Valley High grad follows mother’s footsteps to teaching career, and her classroom

Three students had three words to describe Valley High School English teacher Rachael Link.

“Energetic” was the word senior Rachel Schrock used.

“You can hear her down the hallway teaching her class,” said Schrock, 18.

The word that came to 16-year-old Elisabeth Ervin’s mind was “inspiring.”

“She gets kids to want change and to see change,” said Ervin, a junior. “She gets kids involved, and it’s a great thing to see.”

Senior Ben Aftanas qualified his word, “involved,” with “very.” Apparently, Link has been seen standing on a desk.

“You never get bored in her class,” said Aftanas, 18.

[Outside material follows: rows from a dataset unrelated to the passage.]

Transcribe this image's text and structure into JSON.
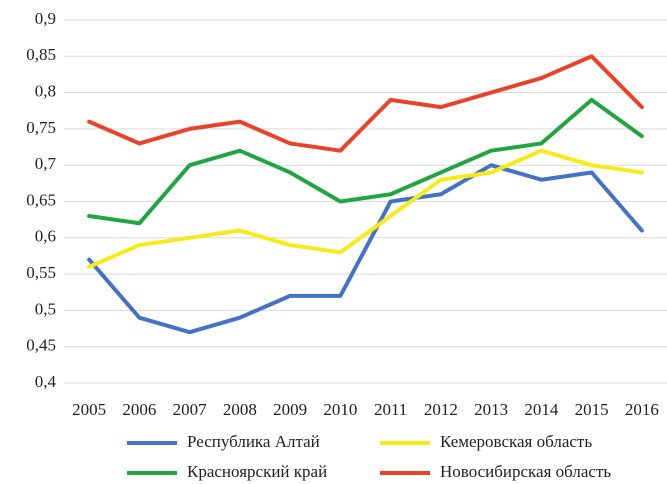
{
  "chart_data": {
    "type": "line",
    "categories": [
      "2005",
      "2006",
      "2007",
      "2008",
      "2009",
      "2010",
      "2011",
      "2012",
      "2013",
      "2014",
      "2015",
      "2016"
    ],
    "series": [
      {
        "name": "Республика Алтай",
        "color": "#4472c4",
        "values": [
          0.57,
          0.49,
          0.47,
          0.49,
          0.52,
          0.52,
          0.65,
          0.66,
          0.7,
          0.68,
          0.69,
          0.61
        ]
      },
      {
        "name": "Кемеровская область",
        "color": "#f7ea1a",
        "values": [
          0.56,
          0.59,
          0.6,
          0.61,
          0.59,
          0.58,
          0.63,
          0.68,
          0.69,
          0.72,
          0.7,
          0.69
        ]
      },
      {
        "name": "Красноярский край",
        "color": "#22a540",
        "values": [
          0.63,
          0.62,
          0.7,
          0.72,
          0.69,
          0.65,
          0.66,
          0.69,
          0.72,
          0.73,
          0.79,
          0.74
        ]
      },
      {
        "name": "Новосибирская область",
        "color": "#e8422a",
        "values": [
          0.76,
          0.73,
          0.75,
          0.76,
          0.73,
          0.72,
          0.79,
          0.78,
          0.8,
          0.82,
          0.85,
          0.78
        ]
      }
    ],
    "ylim": [
      0.4,
      0.9
    ],
    "yticks": [
      {
        "value": 0.4,
        "label": "0,4"
      },
      {
        "value": 0.45,
        "label": "0,45"
      },
      {
        "value": 0.5,
        "label": "0,5"
      },
      {
        "value": 0.55,
        "label": "0,55"
      },
      {
        "value": 0.6,
        "label": "0,6"
      },
      {
        "value": 0.65,
        "label": "0,65"
      },
      {
        "value": 0.7,
        "label": "0,7"
      },
      {
        "value": 0.75,
        "label": "0,75"
      },
      {
        "value": 0.8,
        "label": "0,8"
      },
      {
        "value": 0.85,
        "label": "0,85"
      },
      {
        "value": 0.9,
        "label": "0,9"
      }
    ],
    "grid": true,
    "legend": "bottom"
  }
}
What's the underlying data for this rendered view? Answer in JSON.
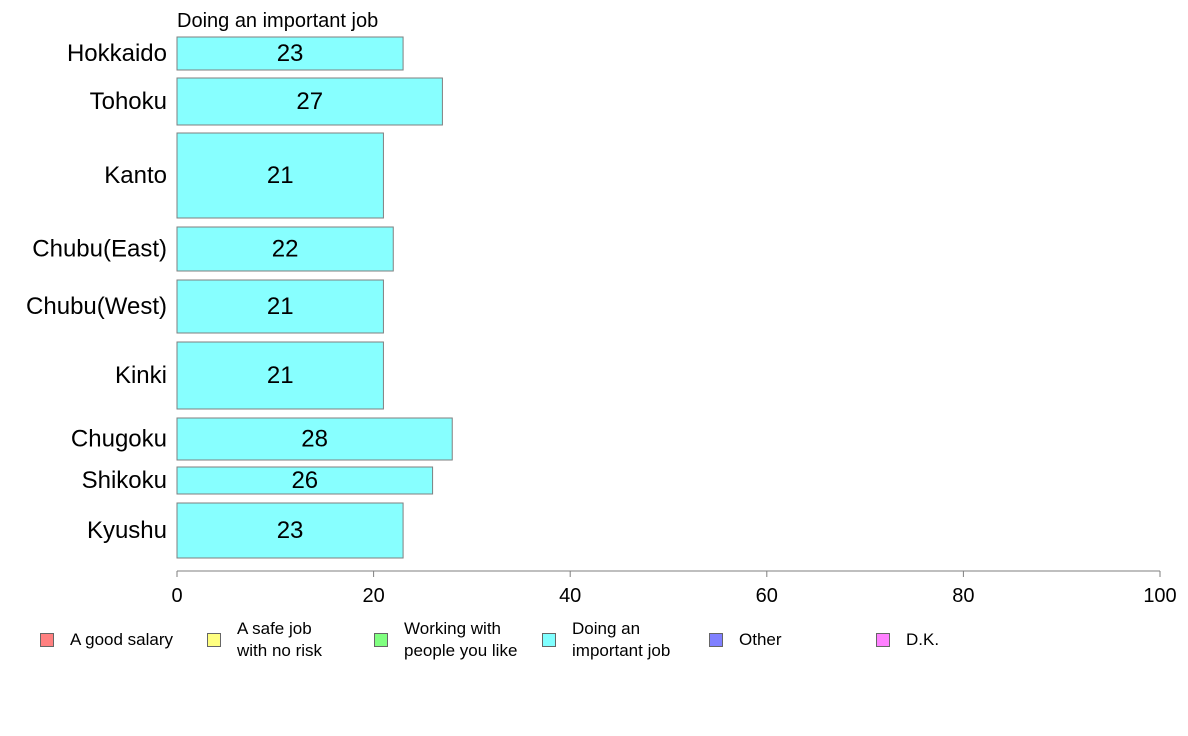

A 1996 Valley graduate, Link is teaching juniors in the same classroom where her mother, Beth Link, taught English to ninth graders — including Rachael — before retiring.

“She was tough on me, a true grammarian,” said Link, 43, who now lives in Aspinwall with her spouse and two sons. “I model my style of teaching after my mother.”

Rachael’s father, Frank Link, had been a police officer, police chief and mayor of New Kensington.

“While I was growing up I was either going to be a police officer like my father or an English teacher like my mother,” Link said.

After graduating from high school, Link went to Clarion University of Pennsylvania, where she graduated in 2000 with a degree in English education.

“When I graduated, there was no question where I was going to teach — I was returning to my roots and giving back to the community that raised me,” she said.

Link was a substitute teacher at New Kensington-Arnold until she was hired 17 years ago. She’s taught every grade level at the high school.

“I’ve had other job opportunities,” she said. “It’s never been an option to teach somewhere else. My heart is in that district.”

Link starts every school year having her students write “identity poems” about themselves on poster boards that are displayed in a hallway outside her room. It’s how she gets to know her students. Other students pass every day, read and take in the messages.

“I love the diversity of it,” she said. “It becomes a mosaic on the wall.”

Link teaches American literature including works such as “The Great Gatsby,” “To Kill a Mockingbird,” “The Crucible,” and “The Scarlet Letter.”

“They embrace the timelessness of these classics,” she said. “It’s magical to witness in their eyes. And that’s why I’m a teacher, to see that look in their eyes.”

In addition to teaching, Link is a varsity tennis coach to boys and girls and advisor to the student council.

Schrock and Aftanas, senior class president and treasurer, respectively, and Ervin, junior class president, recently gave a presentation to the New Kensington-Arnold School Board on what they’ve been doing in consultation with Superintendent Chris Sefcheck to enhance the culture of their school. That included the students hosting and organizing a powder puff football game.

Coming off the covid pandemic year, “It was nice to have the whole student body back together again,” Link said.

Sefcheck said Link is fully focused on students “in a creative, energetic and passionate way.”

“She has an uncanny ability to motivate students and athletes to reach beyond their potential,” he said. “She epitomizes the spirit of our student body.”